Lord of the Flies is a 1950 classic and has been very often cited as the perfect portrayal of what prevails when man tries to conquer the wild. A novel miles ahead of its time, it gives us a clear message that, man when left to his own devices can only lead to destruction and chaos. Although this novel was rejected about 20 times before being published and was a total commercial flop due to the extreme brutality and savagery of the content discussed, it served as an inspiration to not one but many prominent authors of the present generation including Stephen King who said “The book is not just entertainment, it’s life or death”. Here is a list of five novels you definitely need to check out if you enjoyed “The Lord of the Flies”:
1. Coral Islands by R M Ballantyne
William Golding, in one of his interviews, admitted that “Coral Islands” by R M Ballantyne served out to be the main source of inspiration for his magnum opus. This book published almost a 100 years before the Lord of the Flies tells us the story of three boys who are shipwrecked on an island along the pacific coast. Initially, these three teenagers are absolutely excited about the prospect of living all by themselves in an adult-free environment but however as they encounter various pirates and Polynesian tribes inhabiting the island, the harsh realities of the struggles of living in the wilderness without any laws soon starts to kick in. This book gives us yet another example on how the battle of man versus wild always results in the wild overpowering and conquering them.

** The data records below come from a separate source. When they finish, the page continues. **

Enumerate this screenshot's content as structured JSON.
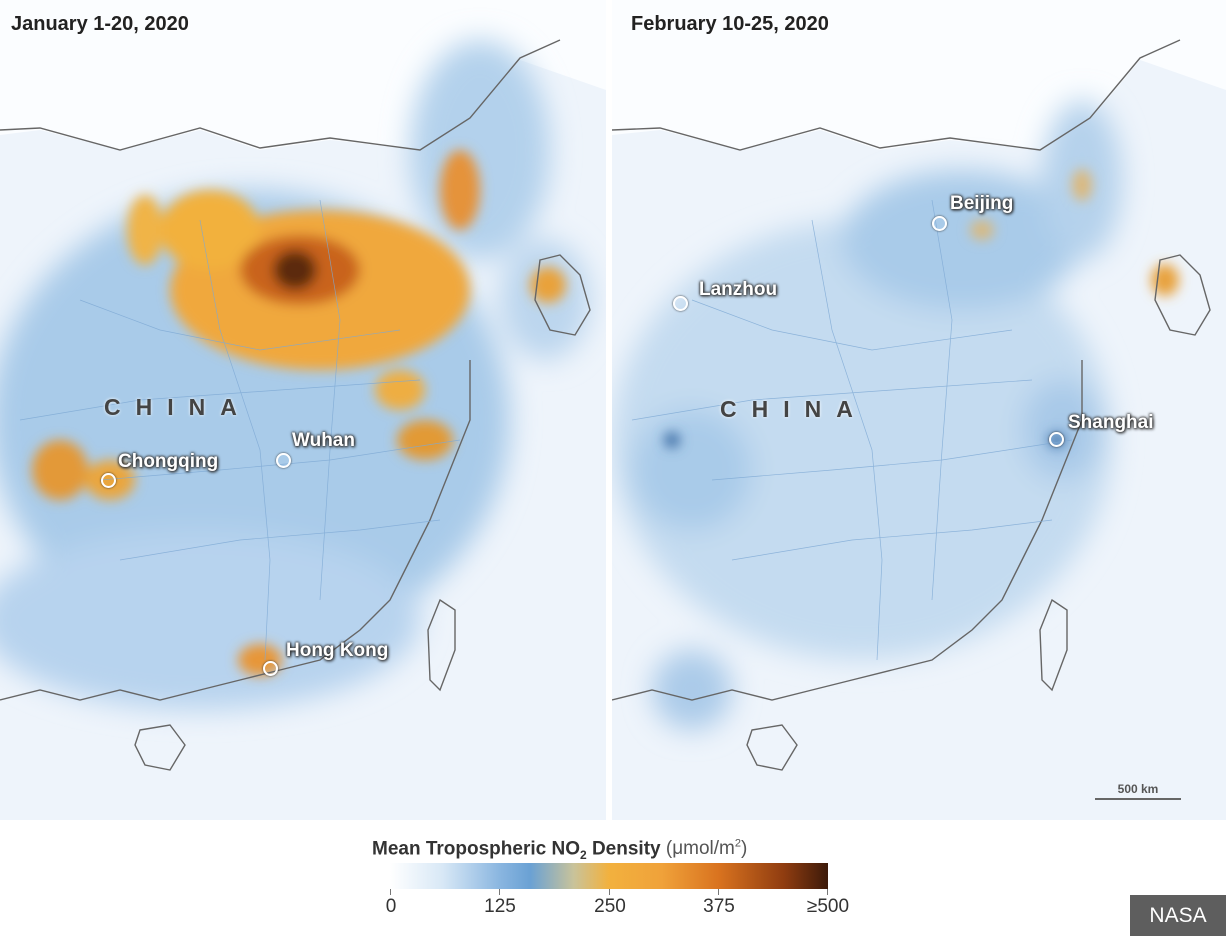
{
  "panels": {
    "left": {
      "title": "January 1-20, 2020",
      "country": "CHINA",
      "cities": [
        "Chongqing",
        "Wuhan",
        "Hong Kong"
      ]
    },
    "right": {
      "title": "February 10-25, 2020",
      "country": "CHINA",
      "cities": [
        "Beijing",
        "Lanzhou",
        "Shanghai"
      ],
      "scale_bar": "500 km"
    }
  },
  "legend": {
    "title_main": "Mean Tropospheric NO",
    "title_sub": "2",
    "title_rest": " Density",
    "unit": "(μmol/m",
    "unit_sup": "2",
    "unit_close": ")",
    "ticks": [
      "0",
      "125",
      "250",
      "375",
      "≥500"
    ],
    "colors": [
      "#ffffff",
      "#8ab6e0",
      "#f2b13e",
      "#d9731f",
      "#3c1a0a"
    ]
  },
  "credit": "NASA"
}
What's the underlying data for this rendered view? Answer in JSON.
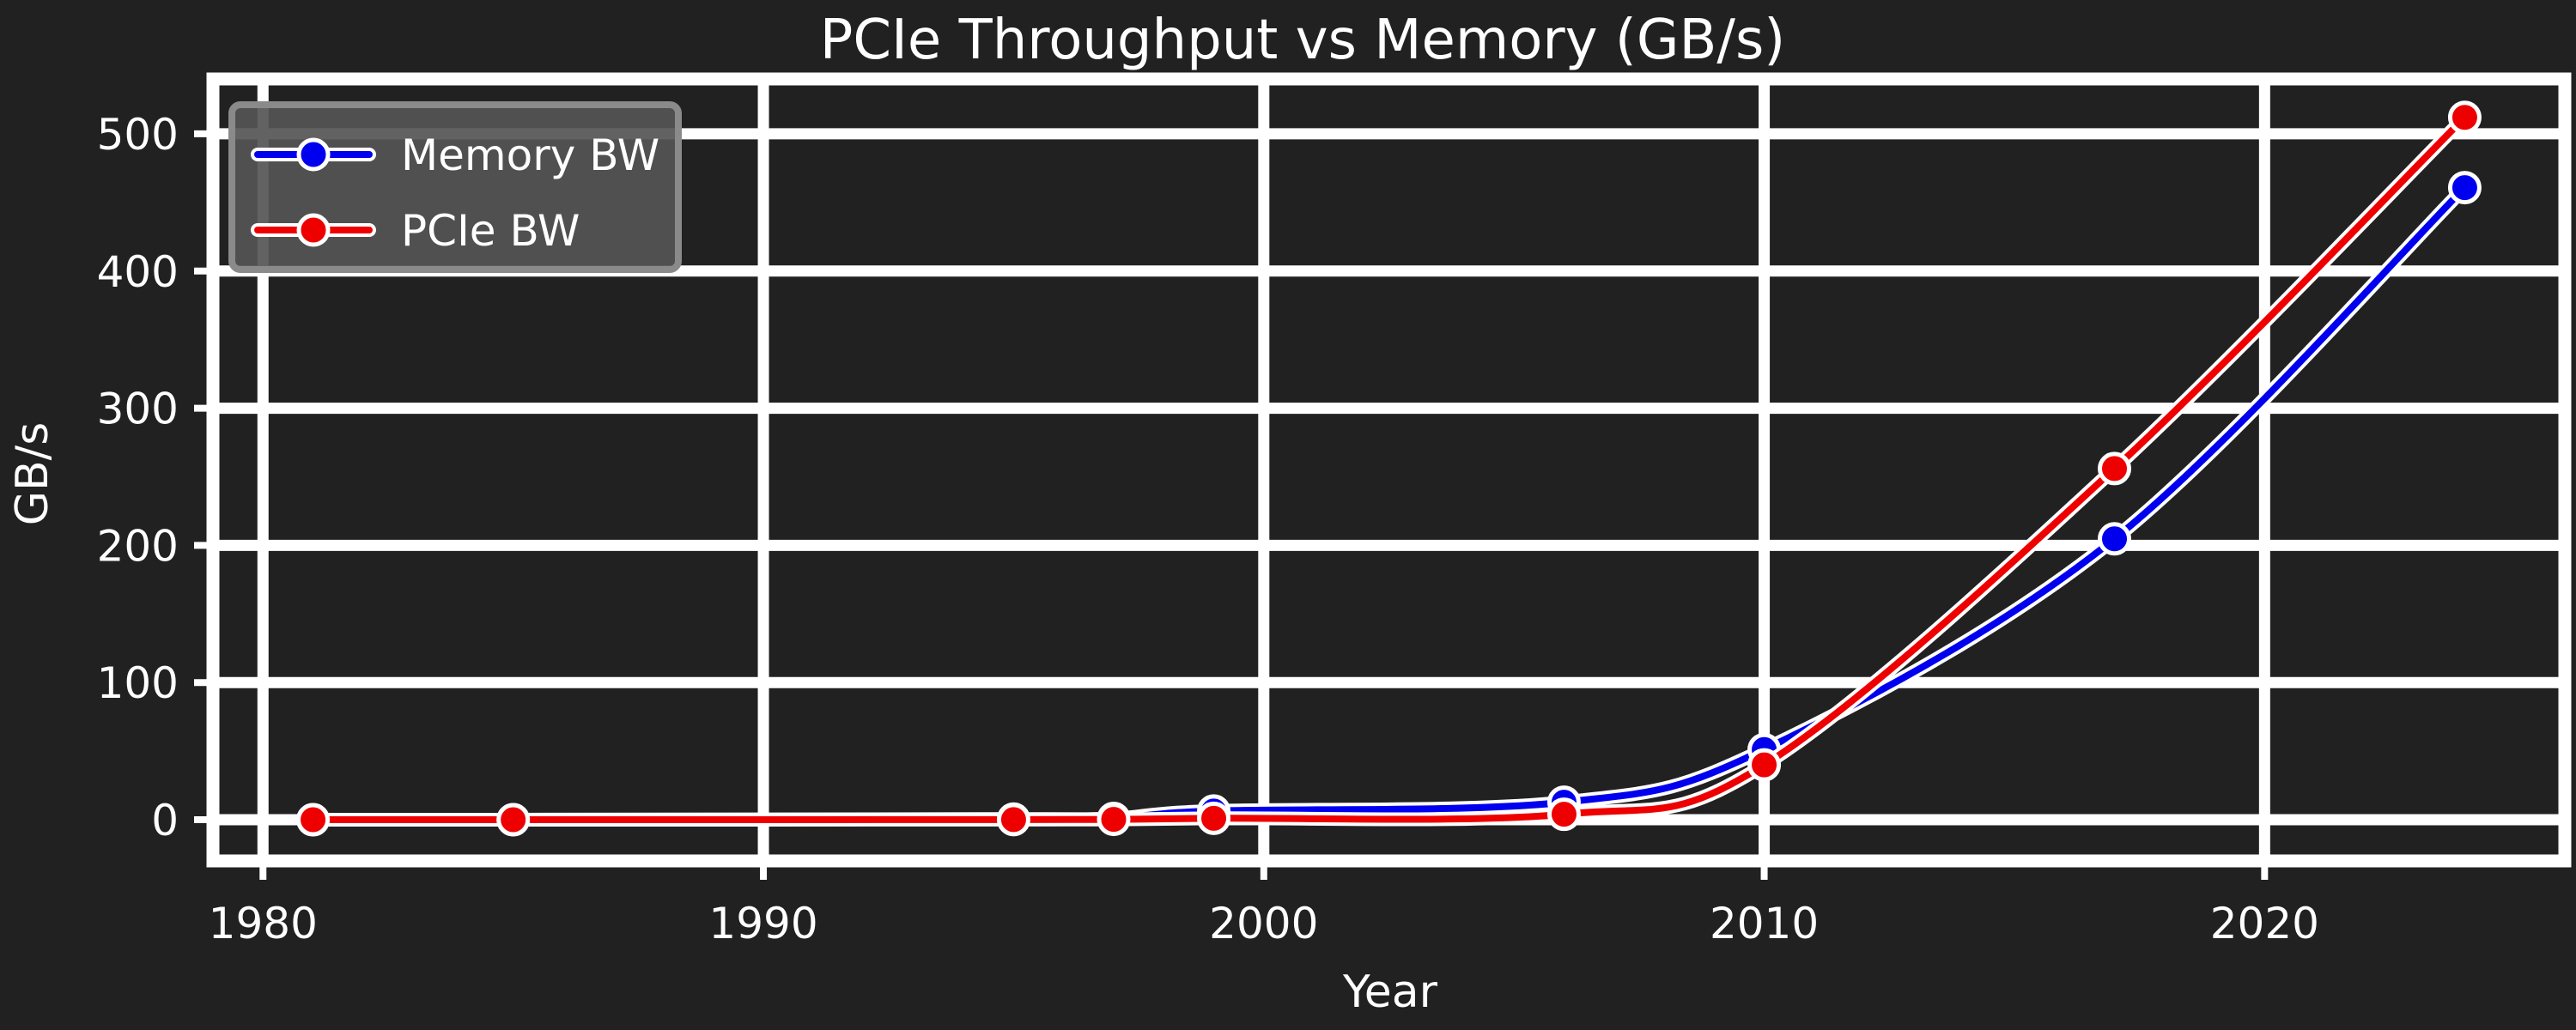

There are numerous similarities between the two books including the names of the main leads in the stories.
2. The Maze Runner Series by James Dashner
Set in a more dystopian backdrop, this young adult fiction deals with the story of a bunch of teenagers stuck inside a Maze and how together as a group they try to coexist with each other and at the same time find a way of escaping the Maze while battling the dangers it beholds.
This book gives us a more modernized and refined outlook on the different roles people take up in the growth of a civilization and the various conflicts that arise due to this distribution of power throughout the story without disturbing the mystery atmosphere it creates. At the end of the series, the story, however, diverges into something much more than just another young adult fiction giving rise to several questions about the human nature. Overall, the mysterious and eerie nature of the series, intertwined with companionship between the teens turned out to be a commercial success and was critically acclaimed too.
3. The Kite Runner by Khaleed Hosseni
Although this book has not much to do with the Man versus Savagery battle, it indeed does an excellent job portraying the darker shade of adolescence that very few books cover. The story is told by Amir, who recalls the events from 26 years back when he lived with his father and their servants in Afghanistan and how an event from the summer of his adolescent days completely radicalizes his live forever. The horrors he witnessed, still haunts him for most of his adulthood and the story unfolds into a journey of self-realization filled with internal struggle and how he tries to undo the things he had done by going back to the war-engulfed Afghanistan.
This tear-jerker was well received by both fan and the critics and was much acclaimed for throwing light upon the various crime that were committed on an everyday basis against the children of war-countries.
4. Boy Kills Man by Matt Whyman
Set up against the backdrop of present day Medellin, Columbia, ruled by gangs and anti-democratic organization, Boy Kills Man is the story of two street urchins, Sonny and Alberto and how they tried to make it big in life whilst trying their best to stay on the white side. But as soon as Alberto becomes more ambitious, Sonny is left with no choice but to follow his footsteps and soon their colors of black and white muddle together and produce a grey mark on their lives as they start working as child assassins. One of the main ideas discussed in the book is how children could be turned into great weapons with the influence of little malice and how there is nothing more unsettling than a child with a gun. Even though the book is gruesome and horrific at times, it gives a true picture of the naive and easily corruptible nature of children and the ways in which they are exploited all over the world. The book received a good reception throughout the world and is a must read for every fan of “The Lord of the Flies”
5. A Clockwork Orange by Alex Burgees
Yet another book which does an excellent job bringing forth the dark side of growing up is the Clockwork Orange, set up in dystopian England under a totalitarian rule. The story is narrated by the 15 year old protagonist, Alex who is the leader of a teen criminal gang. The gang starts out by doing small thefts, robbery and breaking and entering. However as the story proceeds they start performing more violent and brutal crimes. The story gives us a clear insight on how if a man doesn’t rein control over his violent impulses; he would become the cause of his own destruction. The protagonist of the story, Alex is very often compared to Alex from “The Lord of the Flies”, since both these characters have a very twisted moral compass and they let their evil side run rampant. Due to its extremely dark theme and scenic description of various crimes, the book has been banned throughout several countries including the UK, however, it has been critically acclaimed as a truly terrorizing and haunting masterpiece definitely not for the weak hearted.